The first was when I first encountered a BASIC compiler in the 8th grade and discovered that I could write a program, store it on a cassette tape (that I later upgraded to an 8″ floppy drive) and make the computer do things, however trivial it was.
The second event was prying open my computer, not the TRS-80 that I learned BASIC on, and swapped out components. An entirely new world opened up to me when I learned about all the cool things you could do with the BIOS. The driven curiosity I had about the hardware, software, and the points of intersection led me to accumulate boxes of parts, many computers, and a continued fascination with how they all come together.
It was with a tinge of sadness that I read today that Intel is pulling out of the motherboard business. As it relates to the overall hobbyist market, Intel’s exit is hardly earth shaking because they are but one supplier and, arguably, not a very good one compared to Asian motherboard (mobo) manufacturers.

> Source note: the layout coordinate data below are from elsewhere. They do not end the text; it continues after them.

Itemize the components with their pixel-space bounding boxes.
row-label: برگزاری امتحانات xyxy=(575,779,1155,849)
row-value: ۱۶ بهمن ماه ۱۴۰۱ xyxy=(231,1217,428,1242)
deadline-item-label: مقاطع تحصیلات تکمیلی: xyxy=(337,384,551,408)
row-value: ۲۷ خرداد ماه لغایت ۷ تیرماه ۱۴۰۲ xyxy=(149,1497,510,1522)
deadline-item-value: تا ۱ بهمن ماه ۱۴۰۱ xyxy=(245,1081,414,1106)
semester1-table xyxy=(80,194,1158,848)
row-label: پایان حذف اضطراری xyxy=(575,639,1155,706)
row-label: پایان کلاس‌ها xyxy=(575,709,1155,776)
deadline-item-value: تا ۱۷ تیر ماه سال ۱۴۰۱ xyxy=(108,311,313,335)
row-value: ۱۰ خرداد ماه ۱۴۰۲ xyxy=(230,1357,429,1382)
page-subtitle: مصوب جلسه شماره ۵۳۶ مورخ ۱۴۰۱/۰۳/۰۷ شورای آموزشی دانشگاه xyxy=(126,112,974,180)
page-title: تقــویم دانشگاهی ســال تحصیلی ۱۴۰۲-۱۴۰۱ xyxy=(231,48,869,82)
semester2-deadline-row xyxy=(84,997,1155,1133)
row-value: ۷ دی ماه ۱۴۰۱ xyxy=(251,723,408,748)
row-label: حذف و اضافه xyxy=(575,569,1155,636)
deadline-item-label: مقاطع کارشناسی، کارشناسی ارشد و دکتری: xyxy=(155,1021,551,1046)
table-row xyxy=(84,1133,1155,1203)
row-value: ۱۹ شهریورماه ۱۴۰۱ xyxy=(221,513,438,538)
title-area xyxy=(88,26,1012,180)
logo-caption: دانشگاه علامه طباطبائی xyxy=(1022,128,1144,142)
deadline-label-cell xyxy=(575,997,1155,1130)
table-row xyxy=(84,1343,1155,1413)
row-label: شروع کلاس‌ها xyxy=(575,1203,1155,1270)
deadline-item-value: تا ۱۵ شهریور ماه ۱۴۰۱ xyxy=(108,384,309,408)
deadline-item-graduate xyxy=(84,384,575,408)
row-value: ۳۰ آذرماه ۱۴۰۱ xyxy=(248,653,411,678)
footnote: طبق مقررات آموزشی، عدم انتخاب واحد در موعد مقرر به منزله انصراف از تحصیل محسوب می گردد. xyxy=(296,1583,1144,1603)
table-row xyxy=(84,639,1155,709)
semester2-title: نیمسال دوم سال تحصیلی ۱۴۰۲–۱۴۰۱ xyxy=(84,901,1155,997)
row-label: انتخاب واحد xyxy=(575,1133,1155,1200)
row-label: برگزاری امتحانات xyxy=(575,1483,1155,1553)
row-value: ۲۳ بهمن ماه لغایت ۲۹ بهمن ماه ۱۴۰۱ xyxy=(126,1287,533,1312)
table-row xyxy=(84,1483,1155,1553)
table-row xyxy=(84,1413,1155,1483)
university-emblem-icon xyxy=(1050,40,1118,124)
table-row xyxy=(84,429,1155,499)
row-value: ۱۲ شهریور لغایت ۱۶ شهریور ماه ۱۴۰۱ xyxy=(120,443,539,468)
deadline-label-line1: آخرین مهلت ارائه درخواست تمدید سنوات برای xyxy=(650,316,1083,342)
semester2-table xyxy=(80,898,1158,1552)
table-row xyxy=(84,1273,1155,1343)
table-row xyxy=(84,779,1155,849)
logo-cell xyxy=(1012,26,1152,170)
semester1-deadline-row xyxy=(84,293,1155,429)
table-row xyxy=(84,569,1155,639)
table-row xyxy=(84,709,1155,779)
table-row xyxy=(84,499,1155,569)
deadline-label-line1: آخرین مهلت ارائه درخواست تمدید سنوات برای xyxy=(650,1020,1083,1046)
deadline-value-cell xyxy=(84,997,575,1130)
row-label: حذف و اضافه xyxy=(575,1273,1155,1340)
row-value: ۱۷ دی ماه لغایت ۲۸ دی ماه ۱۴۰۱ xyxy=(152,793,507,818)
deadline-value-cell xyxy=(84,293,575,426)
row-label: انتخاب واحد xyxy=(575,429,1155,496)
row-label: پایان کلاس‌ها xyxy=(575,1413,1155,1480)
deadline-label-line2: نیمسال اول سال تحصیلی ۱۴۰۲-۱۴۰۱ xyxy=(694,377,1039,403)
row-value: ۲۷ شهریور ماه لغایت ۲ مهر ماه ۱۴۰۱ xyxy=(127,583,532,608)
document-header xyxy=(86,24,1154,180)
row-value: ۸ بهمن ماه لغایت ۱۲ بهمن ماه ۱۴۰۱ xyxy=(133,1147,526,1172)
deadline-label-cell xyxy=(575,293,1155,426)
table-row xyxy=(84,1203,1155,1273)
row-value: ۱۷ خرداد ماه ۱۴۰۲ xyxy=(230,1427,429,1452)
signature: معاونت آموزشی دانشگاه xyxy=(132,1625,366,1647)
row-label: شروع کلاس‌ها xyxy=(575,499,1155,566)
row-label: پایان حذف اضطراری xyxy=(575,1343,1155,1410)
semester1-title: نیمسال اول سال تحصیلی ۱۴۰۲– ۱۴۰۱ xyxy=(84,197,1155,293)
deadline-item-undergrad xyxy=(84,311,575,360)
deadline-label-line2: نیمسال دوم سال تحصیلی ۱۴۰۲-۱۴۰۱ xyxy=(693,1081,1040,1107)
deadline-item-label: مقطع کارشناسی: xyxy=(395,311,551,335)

However, there are two aspects of this story that I find melancholy, the first is that we are clearly moving away from a desktop personal computer experience and that move is accelerating. In the near future it is entirely rational to expect that desktop computers will no longer exist as a product category, giving way to integrated home media devices, mobile, and laptop as desktop replacements.
I am not entirely saddened by this as I have not had a desktop computer in many years, and alternative form factors are available that dramatically shrink the footprint of a desktop PC to that of a brick. The form factor does not matter that much.
The second observation is more disheartening and that is the move to highly integrated hardware that does not allow for customization and component replacement. If this trend continues, which it almost certainly will, we will end up in a hardware market where socketed components are no longer available. you will get it the way the manufacturer intended or not at all, or you will have to be satisfied with components that are of older generation and lower capabilities.